작성일
2018.03.12
수정일
2018.03.30
작성자
이혜영
조회수
1337

2018.03.30.(금) (조문정박사 / 미국 노동통계청)

아래와 같이 초청특강을 개최하니 관심있는 여러분의 많은참석 바랍니다.


1. 일시 : 2018330(), 오전 11~ 11시 45분

 

2. 장소 : 통계학과 세미나실 (자연대연구실험동 222)

 

3. 연사 : 조문정 박사 (미국 노동통계청 (US Bureau of Labor Statistics), Office of Survey Methods Research)

 

4. 연제 : Classification and Regression Trees and Forests for Imputing Data from Sample Surveys

 

Abstract

   Analysis of sample survey data often requires adjustments to account for missing values in the outcome variables of principal interest. Standard adjustment methods based on item imputation or on propensity weighting factors rely heavily on the availability of auxiliary variables for both responding and non-responding units. Their application can be challenging in cases for which the auxiliary variables are numerous and are themselves subject to substantial incomplete-data problems. This paper shows how classification and regression trees and forests can overcome these difficulties and compares them with traditional likelihood methods in terms of estimation bias and mean squared error. The development is centered on a component of income data from the U.S. Consumer Expenditure Survey, which is subject to a relatively high rate of item missingness.

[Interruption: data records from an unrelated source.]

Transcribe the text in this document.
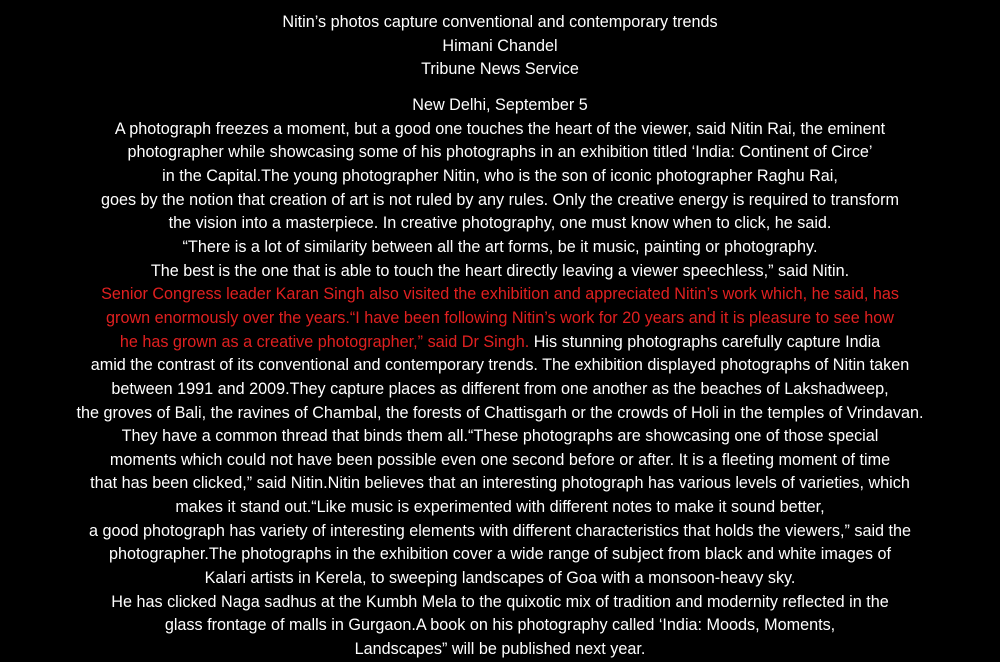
Nitin’s photos capture conventional and contemporary trends
Himani Chandel
Tribune News Service
New Delhi, September 5
A photograph freezes a moment, but a good one touches the heart of the viewer, said Nitin Rai, the eminent
photographer while showcasing some of his photographs in an exhibition titled ‘India: Continent of Circe’
in the Capital.The young photographer Nitin, who is the son of iconic photographer Raghu Rai,
goes by the notion that creation of art is not ruled by any rules. Only the creative energy is required to transform
the vision into a masterpiece. In creative photography, one must know when to click, he said.
“There is a lot of similarity between all the art forms, be it music, painting or photography.
The best is the one that is able to touch the heart directly leaving a viewer speechless,” said Nitin.
Senior Congress leader Karan Singh also visited the exhibition and appreciated Nitin’s work which, he said, has
grown enormously over the years.“I have been following Nitin’s work for 20 years and it is pleasure to see how
he has grown as a creative photographer,” said Dr Singh. His stunning photographs carefully capture India
amid the contrast of its conventional and contemporary trends. The exhibition displayed photographs of Nitin taken
between 1991 and 2009.They capture places as different from one another as the beaches of Lakshadweep,
the groves of Bali, the ravines of Chambal, the forests of Chattisgarh or the crowds of Holi in the temples of Vrindavan.
They have a common thread that binds them all.“These photographs are showcasing one of those special
moments which could not have been possible even one second before or after. It is a fleeting moment of time
that has been clicked,” said Nitin.Nitin believes that an interesting photograph has various levels of varieties, which
makes it stand out.“Like music is experimented with different notes to make it sound better,
a good photograph has variety of interesting elements with different characteristics that holds the viewers,” said the
photographer.The photographs in the exhibition cover a wide range of subject from black and white images of
Kalari artists in Kerela, to sweeping landscapes of Goa with a monsoon-heavy sky.
He has clicked Naga sadhus at the Kumbh Mela to the quixotic mix of tradition and modernity reflected in the
glass frontage of malls in Gurgaon.A book on his photography called ‘India: Moods, Moments,
Landscapes” will be published next year.
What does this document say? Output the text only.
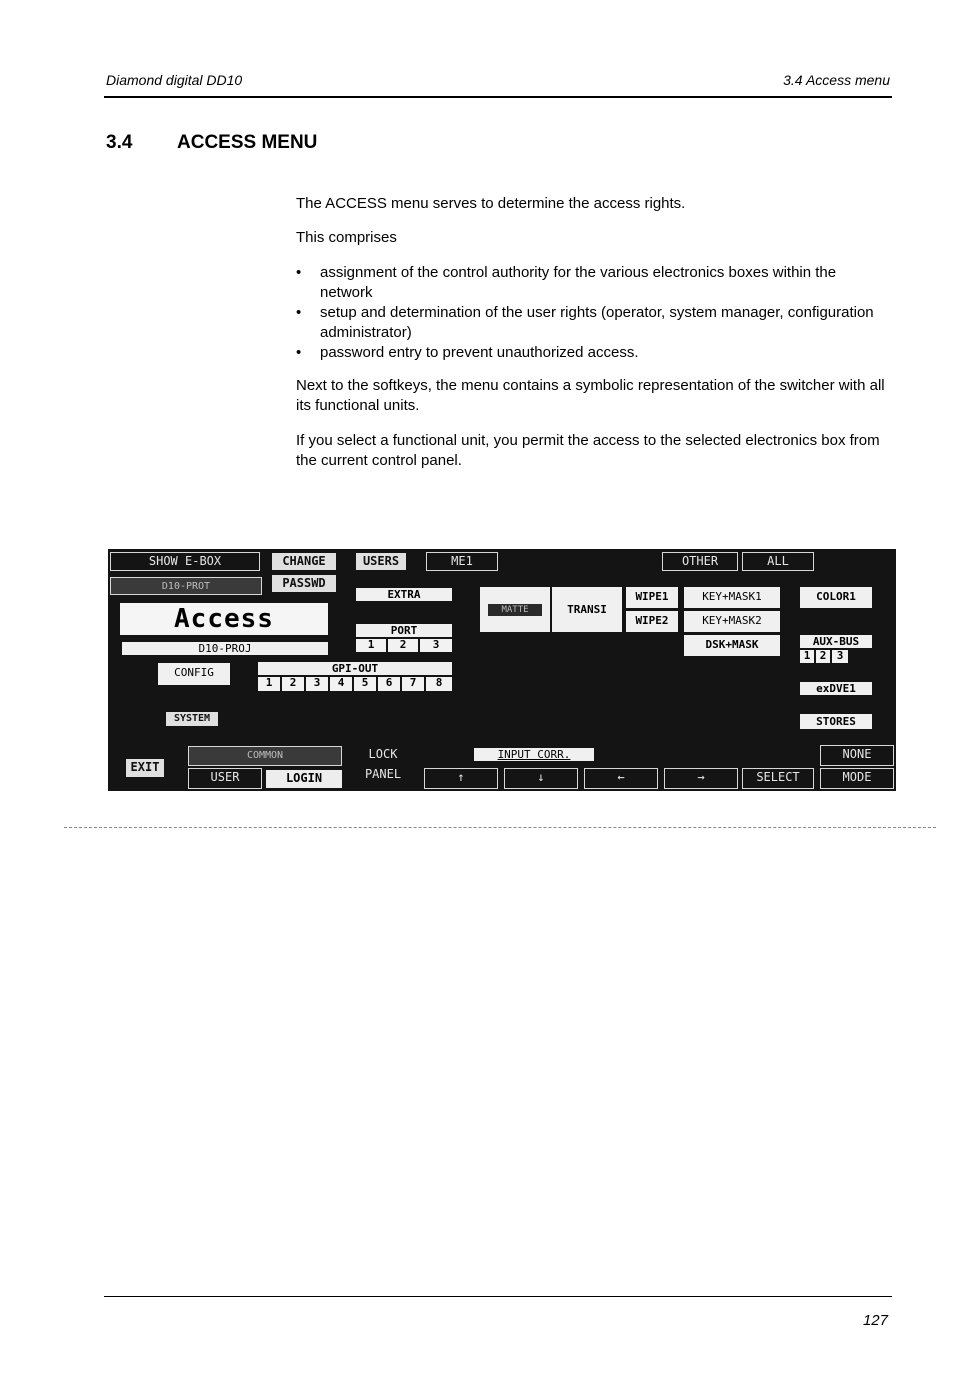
Diamond digital DD10	3.4 Access menu
3.4 ACCESS MENU
The ACCESS menu serves to determine the access rights.
This comprises
• assignment of the control authority for the various electronics boxes within the network
• setup and determination of the user rights (operator, system manager, configuration administrator)
• password entry to prevent unauthorized access.
Next to the softkeys, the menu contains a symbolic representation of the switcher with all its functional units.
If you select a functional unit, you permit the access to the selected electronics box from the current control panel.
SHOW E-BOX	CHANGE	USERS	ME1	OTHER	ALL
D10-PROT	PASSWD
Access
D10-PROJ
CONFIG
EXTRA
PORT
1	2	3
GPI-OUT
1	2	3	4	5	6	7	8
MATTE	TRANSI
WIPE1
WIPE2
KEY+MASK1
KEY+MASK2
DSK+MASK
COLOR1
AUX-BUS
1 2 3
exDVE1
STORES
SYSTEM
EXIT
COMMON
USER	LOGIN
LOCK
PANEL
INPUT CORR.
↑	↓	←	→	SELECT
NONE
MODE
127
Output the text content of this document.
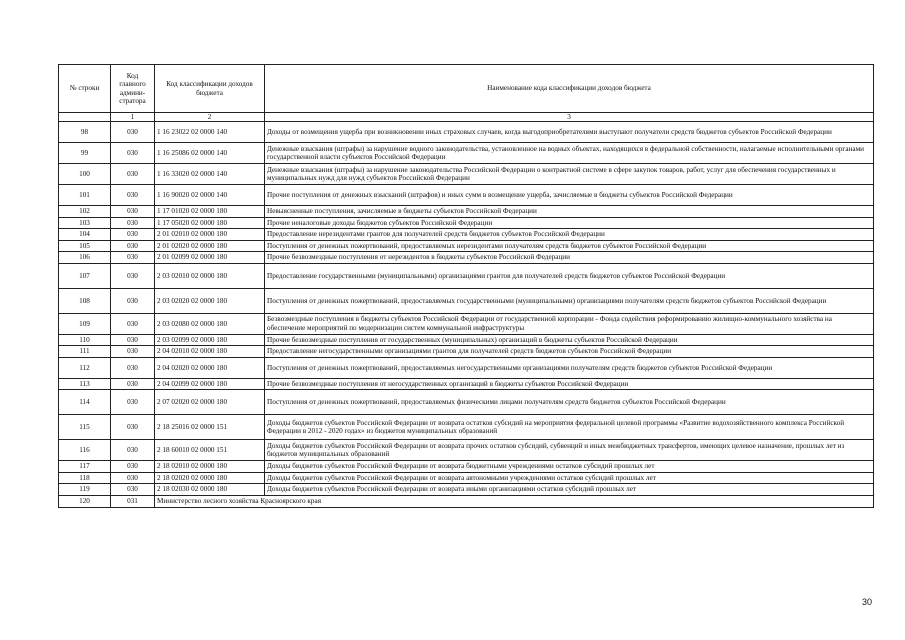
№ строки	Код главного админи-стратора	Код классификации доходов бюджета	Наименование кода классификации доходов бюджета
	1	2	3
98	030	1 16 23022 02 0000 140	Доходы от возмещения ущерба при возникновении иных страховых случаев, когда выгодоприобретателями выступают получатели средств бюджетов субъектов Российской Федерации
99	030	1 16 25086 02 0000 140	Денежные взыскания (штрафы) за нарушение водного законодательства, установленное на водных объектах, находящихся в федеральной собственности, налагаемые исполнительными органами государственной власти субъектов Российской Федерации
100	030	1 16 33020 02 0000 140	Денежные взыскания (штрафы) за нарушение законодательства Российской Федерации о контрактной системе в сфере закупок товаров, работ, услуг для обеспечения государственных и муниципальных нужд для нужд субъектов Российской Федерации
101	030	1 16 90020 02 0000 140	Прочие поступления от денежных взысканий (штрафов) и иных сумм в возмещение ущерба, зачисляемые в бюджеты субъектов Российской Федерации
102	030	1 17 01020 02 0000 180	Невыясненные поступления, зачисляемые в бюджеты субъектов Российской Федерации
103	030	1 17 05020 02 0000 180	Прочие неналоговые доходы бюджетов субъектов Российской Федерации
104	030	2 01 02010 02 0000 180	Предоставление нерезидентами грантов для получателей средств бюджетов субъектов Российской Федерации
105	030	2 01 02020 02 0000 180	Поступления от денежных пожертвований, предоставляемых нерезидентами получателям средств бюджетов субъектов Российской Федерации
106	030	2 01 02099 02 0000 180	Прочие безвозмездные поступления от нерезидентов в бюджеты субъектов Российской Федерации
107	030	2 03 02010 02 0000 180	Предоставление государственными (муниципальными) организациями грантов для получателей средств бюджетов субъектов Российской Федерации
108	030	2 03 02020 02 0000 180	Поступления от денежных пожертвований, предоставляемых государственными (муниципальными) организациями получателям средств бюджетов субъектов Российской Федерации
109	030	2 03 02080 02 0000 180	Безвозмездные поступления в бюджеты субъектов Российской Федерации от государственной корпорации - Фонда содействия реформированию жилищно-коммунального хозяйства на обеспечение мероприятий по модернизации систем коммунальной инфраструктуры
110	030	2 03 02099 02 0000 180	Прочие безвозмездные поступления от государственных (муниципальных) организаций в бюджеты субъектов Российской Федерации
111	030	2 04 02010 02 0000 180	Предоставление негосударственными организациями грантов для получателей средств бюджетов субъектов Российской Федерации
112	030	2 04 02020 02 0000 180	Поступления от денежных пожертвований, предоставляемых негосударственными организациями получателям средств бюджетов субъектов Российской Федерации
113	030	2 04 02099 02 0000 180	Прочие безвозмездные поступления от негосударственных организаций в бюджеты субъектов Российской Федерации
114	030	2 07 02020 02 0000 180	Поступления от денежных пожертвований, предоставляемых физическими лицами получателям средств бюджетов субъектов Российской Федерации
115	030	2 18 25016 02 0000 151	Доходы бюджетов субъектов Российской Федерации от возврата остатков субсидий на мероприятия федеральной целевой программы «Развитие водохозяйственного комплекса Российской Федерации в 2012 - 2020 годах» из бюджетов муниципальных образований
116	030	2 18 60010 02 0000 151	Доходы бюджетов субъектов Российской Федерации от возврата прочих остатков субсидий, субвенций и иных межбюджетных трансфертов, имеющих целевое назначение, прошлых лет из бюджетов муниципальных образований
117	030	2 18 02010 02 0000 180	Доходы бюджетов субъектов Российской Федерации от возврата бюджетными учреждениями остатков субсидий прошлых лет
118	030	2 18 02020 02 0000 180	Доходы бюджетов субъектов Российской Федерации от возврата автономными учреждениями остатков субсидий прошлых лет
119	030	2 18 02030 02 0000 180	Доходы бюджетов субъектов Российской Федерации от возврата иными организациями остатков субсидий прошлых лет
120	031	Министерство лесного хозяйства Красноярского края	
30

Classification tree and forest methods are used to model the unit-level propensity for item missingness in the income component. Regression tree and forest methods are used to model the conditional mean structure of the income component.

 

   Both sets of methods are then used to produce estimators of the mean of the income component, adjusted for item nonresponse. Thirteen methods for estimating a population mean are compared in a series of simulation experiments. The results show that if the number of auxiliary variables with missing values is not small, or if they have substantial missingness, likelihood methods can be rendered impracticable or even inapplicable.

 

   Tree and forest methods are always applicable, are relatively fast, and have higher efficiency than likelihood methods under real-data situations with incomplete-data patterns similar to that in the abovementioned survey. Their efficiency loss under conditions ideal for likelihood methods is observed to be between 10-25%.